Seemingly, there should be no difference between x and y in this respect since numeric_limits::max() is inlined. The compiler is therefore able to "see through" the max() function call, treating the initializations of both x and y in the same manner. However, due to an unnecessarily restrictive notion of constant expressions in C++98, a function call, when used as an initializer, is considered a dynamic initializer, regardless of whether the call is inlined. This urges users to prefer macros when values need to be known at compile time.
Surprising Dynamic Initialization
A similar problem is witnessed with the initialization of const static data members. Consider:
struct V {
static const int g;
};
const int a = 10 * V::g; // dynamic initialization
const int V::g = 98; //initialization comes too late
Seemingly, a can be computed at compile time because the value V::g is known at compile time. However, the initialization of V::g appears too late to allow the compile time evaluation of a. Consequently, a is initialized dynamically. If you place the initializer of V::g before the definition of a, a becomes a constant expression:
const int V::g = 98; //compile time initialization const int a = 10 * V::g; //compile time initialization
There are at least two problems with this state of affairs:
- There’s no syntactic clue to suggest that a’s initialization is deferred to runtime.
- Because of its dynamic initialization, a cannot be used in a context that requires a constant expression.
The generalized constant expressions proposal<> by Reis, Stroustrup and Maurer addresses these problems.
Constant Expression Functions
The authors propose a new construct called constant expression functions. A constant expression function is a function that can be "executed" at compile time by means of inlining and evaluating the result at compile-time. A function is a constant-expression function if it meets the following criteria:
- It returns a value (i.e., it’s not a void function)

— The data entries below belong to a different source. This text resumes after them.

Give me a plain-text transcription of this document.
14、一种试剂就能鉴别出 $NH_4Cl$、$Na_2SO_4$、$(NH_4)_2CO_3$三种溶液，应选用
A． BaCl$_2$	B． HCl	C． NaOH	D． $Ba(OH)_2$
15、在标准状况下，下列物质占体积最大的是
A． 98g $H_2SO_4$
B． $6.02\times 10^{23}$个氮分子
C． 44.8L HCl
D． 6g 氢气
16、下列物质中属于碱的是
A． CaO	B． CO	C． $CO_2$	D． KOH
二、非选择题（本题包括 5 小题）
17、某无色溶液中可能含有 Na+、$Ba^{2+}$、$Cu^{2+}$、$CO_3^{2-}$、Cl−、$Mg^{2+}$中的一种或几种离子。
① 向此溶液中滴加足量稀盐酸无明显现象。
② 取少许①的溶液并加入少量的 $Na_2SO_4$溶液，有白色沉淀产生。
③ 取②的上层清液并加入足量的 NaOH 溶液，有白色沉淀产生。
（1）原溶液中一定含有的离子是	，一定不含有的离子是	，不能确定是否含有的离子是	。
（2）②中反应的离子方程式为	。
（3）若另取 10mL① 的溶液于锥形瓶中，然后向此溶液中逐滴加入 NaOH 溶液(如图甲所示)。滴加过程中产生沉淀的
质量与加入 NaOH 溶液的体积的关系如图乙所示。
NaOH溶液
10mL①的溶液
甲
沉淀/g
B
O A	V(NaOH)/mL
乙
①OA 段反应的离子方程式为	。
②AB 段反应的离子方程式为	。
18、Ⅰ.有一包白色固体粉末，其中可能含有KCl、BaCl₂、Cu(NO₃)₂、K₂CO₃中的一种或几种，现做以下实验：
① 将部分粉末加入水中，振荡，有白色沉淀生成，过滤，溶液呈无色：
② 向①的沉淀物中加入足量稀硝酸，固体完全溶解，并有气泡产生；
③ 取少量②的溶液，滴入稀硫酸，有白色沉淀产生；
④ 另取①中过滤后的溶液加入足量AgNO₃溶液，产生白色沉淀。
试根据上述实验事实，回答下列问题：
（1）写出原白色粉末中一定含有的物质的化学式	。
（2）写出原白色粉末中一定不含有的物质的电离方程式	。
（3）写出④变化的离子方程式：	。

- The body of the function consists of a single return statement of the form:
return expr;
- The function is declared as constexpr
The expression expr in the return statement must evaluate to a constant expression after substitution. Additionally, a constant expression function shall not be called before it has been defined. Here are a few examples:
constexpr int f(int x)
{ return x * x; } // OK
constexpr long long_max()
{ return 2147483647; } // OK
constexpr int abs(int n)
{ return x < 0 ? -n : n; } // OK
constexpr void g(int n) // error: void function
{ return; }
constexpr int next(int x)
{ return ++x; } // error: ++ not allowed in a constant expression
constexpr int g(int x) // error: body contains more than return expr;
{int n = x;
while (--x > 1) n *= x;
return n;
}
constexpr int quadruple(int y);
enum { size = quadruple(16) }; // error: quadruple() isn’t defined yet
template<typename T>
constexpr int getsizeof(T t)
{ return sizeof (t); } // OK
The comment "OK" indicates that the function body can be evaluated as a constant expression given constant expression argument(s).
Constant-expression data
The constexpr specifier may apply to variables and data members. A variable or data member declared with the constexpr specifier is called a constant-expression value. It must be initialized with a constant expression. For example:
const double m = 10; constexpr double e = m * quadruple(9.6); // OK extern const int s; constexpr int a = quadruple(s); // error: quadruple(s) is not a constant expression
A variable or data member declared with constexpr behaves as if it were declared const. However, unlike a const variable or data member, it requires initialization before it’s used and its initializer must be a constant-expression. These requirements ensure that a constexpr variable can always be used as a constant expression, e.g., in an array definition.